There are several ways this package is set up to estimate treatment effects. We have access to a number of pre-specified variables for propensity score methods as well as the data from the matching process. Let’s do some estimating and comparisons.


#so we can compare results, let's wrap this in a function
est.plt <- function(f1, m){
    #needed for weights to work within function 
    environment(f1) <- environment()
    
    #assign data to variable
    dt <- m$data
    
    #vanilla model
    mod <- lm(f1, dt)
    
    #weighted model
    mod.w <- lm(f1, dt, weights=m$wt.ATE)
    
    #stratified model
    max.strat <- max(as.numeric(m$stratification))
    
    stratified <- sapply(
        1:max.strat, 
        function(x) {
          mod.s <- lm(f1, dt[m$stratification==x,])
          return(cbind(coef(mod.s),confint(mod.s))["t",])
        }  
      ) %>% as.data.frame() %>% apply(1, mean, na.rm=T)
    #matched model
    mod.m <- lm(f1, m$matched.data)
    
    #put them all together for plotting
    ests <- rbind(
      cbind("Raw", coef(mod), confint(mod))["t",],
      cbind("Weighted", coef(mod.w), confint(mod.w))["t",],
      cbind("Stratified", t(stratified)),
      cbind("Matched", coef(mod.m), confint(mod.m))["t",]
      ) %>% as.data.frame() %>% mutate(across(c(2:4), as.numeric))
    
    #update the column names for easy reference
    colnames(ests) <- c("Model", "Estimate", "CI_L", "CI_H")
    
    
    #get the true estimate
    #we know the default values is 2 for the funtion that we used to create the data.
    #we just need to account for the error to get the accurate value
    #2 plus avg error of treated minus the avg error of untreated
    true.est <- 2 + mean(dt$error[dt$t==1])-mean(dt$error[dt$t==0])
    
    
    p <- ggplot(ests, aes(Estimate, Model)) + 
      geom_point() + 
      geom_errorbarh(aes(xmin=CI_L, xmax=CI_H), height=0.1) +
      geom_vline(xintercept = true.est, linetype=2)
    
    return(p)
}


est.plt(y~t,m1) + labs(title="Figure 6. Comparing Estimates",
                       subtitle="with Confidence Intervals") 

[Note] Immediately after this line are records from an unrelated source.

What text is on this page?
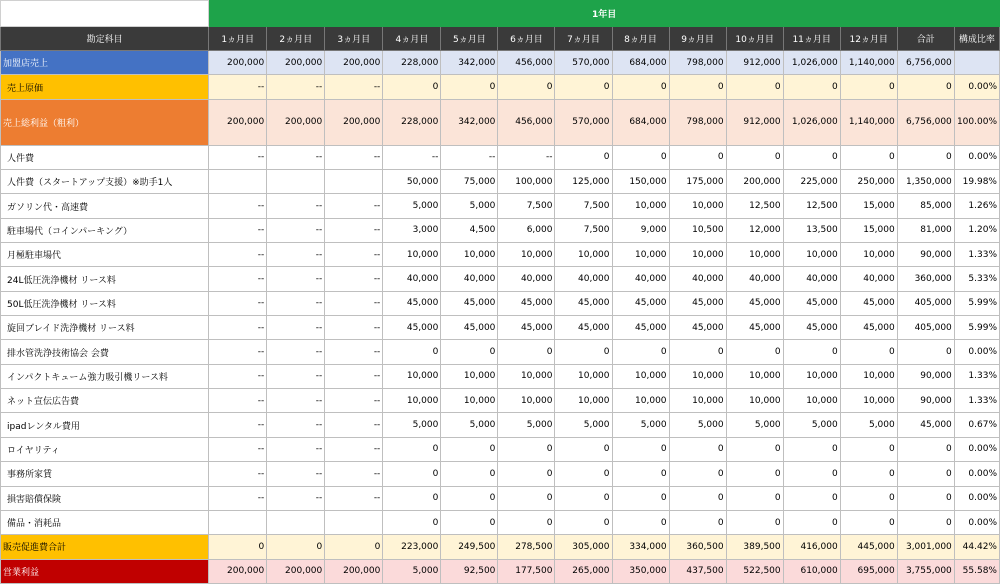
	1年目													
勘定科目	1ヵ月目	2ヵ月目	3ヵ月目	4ヵ月目	5ヵ月目	6ヵ月目	7ヵ月目	8ヵ月目	9ヵ月目	10ヵ月目	11ヵ月目	12ヵ月目	合計	構成比率
加盟店売上	200,000	200,000	200,000	228,000	342,000	456,000	570,000	684,000	798,000	912,000	1,026,000	1,140,000	6,756,000	
売上原価	--	--	--	0	0	0	0	0	0	0	0	0	0	0.00%
売上総利益（粗利）	200,000	200,000	200,000	228,000	342,000	456,000	570,000	684,000	798,000	912,000	1,026,000	1,140,000	6,756,000	100.00%
人件費	--	--	--	--	--	--	0	0	0	0	0	0	0	0.00%
人件費（スタートアップ支援）※助手1人				50,000	75,000	100,000	125,000	150,000	175,000	200,000	225,000	250,000	1,350,000	19.98%
ガソリン代・高速費	--	--	--	5,000	5,000	7,500	7,500	10,000	10,000	12,500	12,500	15,000	85,000	1.26%
駐車場代（コインパーキング）	--	--	--	3,000	4,500	6,000	7,500	9,000	10,500	12,000	13,500	15,000	81,000	1.20%
月極駐車場代	--	--	--	10,000	10,000	10,000	10,000	10,000	10,000	10,000	10,000	10,000	90,000	1.33%
24L低圧洗浄機材 リース料	--	--	--	40,000	40,000	40,000	40,000	40,000	40,000	40,000	40,000	40,000	360,000	5.33%
50L低圧洗浄機材 リース料	--	--	--	45,000	45,000	45,000	45,000	45,000	45,000	45,000	45,000	45,000	405,000	5.99%
旋回ブレイド洗浄機材 リース料	--	--	--	45,000	45,000	45,000	45,000	45,000	45,000	45,000	45,000	45,000	405,000	5.99%
排水管洗浄技術協会 会費	--	--	--	0	0	0	0	0	0	0	0	0	0	0.00%
インパクトキューム強力吸引機リース料	--	--	--	10,000	10,000	10,000	10,000	10,000	10,000	10,000	10,000	10,000	90,000	1.33%
ネット宣伝広告費	--	--	--	10,000	10,000	10,000	10,000	10,000	10,000	10,000	10,000	10,000	90,000	1.33%
ipadレンタル費用	--	--	--	5,000	5,000	5,000	5,000	5,000	5,000	5,000	5,000	5,000	45,000	0.67%
ロイヤリティ	--	--	--	0	0	0	0	0	0	0	0	0	0	0.00%
事務所家賃	--	--	--	0	0	0	0	0	0	0	0	0	0	0.00%
損害賠償保険	--	--	--	0	0	0	0	0	0	0	0	0	0	0.00%
備品・消耗品				0	0	0	0	0	0	0	0	0	0	0.00%
販売促進費合計	0	0	0	223,000	249,500	278,500	305,000	334,000	360,500	389,500	416,000	445,000	3,001,000	44.42%
営業利益	200,000	200,000	200,000	5,000	92,500	177,500	265,000	350,000	437,500	522,500	610,000	695,000	3,755,000	55.58%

Package Plots (with Plotly)

There are 2 main plots that are included as part of this package by virtue of their use in the app. The are simple to use. The first plot is used to view the matching process. The second function includes the first in comparing to matching methods. Here’s how they work.

#you can easily update the title with the layout function
#see plotly documentation for more info - link in the navbar
WhatsMatching::matching.plot(m1, "X1","X2") %>% 
  plotly::layout(title="Figure 7. Interactive Plot of Matches")

This plot is interactive if viewed on the website—try pressing play or dragging the slider!

Below is the code to generate the main plot for the app. We won’t run it here as the interface is too small to use it appreciably. I recommend running it in the R console and opening it out to it’s own window.

#get the true estimate for comparison
# default for function is null if you don't have it.
true.est <- 2 + mean(dt$error[dt$t==1])-mean(dt$error[dt$t==0])

WhatsMatching::combined.plot("X1", "X2", m1, m2, true.est, y~t) %>%
  plotly::layout(title="Figure 8. Main Plot from the App")

The End

This concludes the brief tutorial on the functions in this package.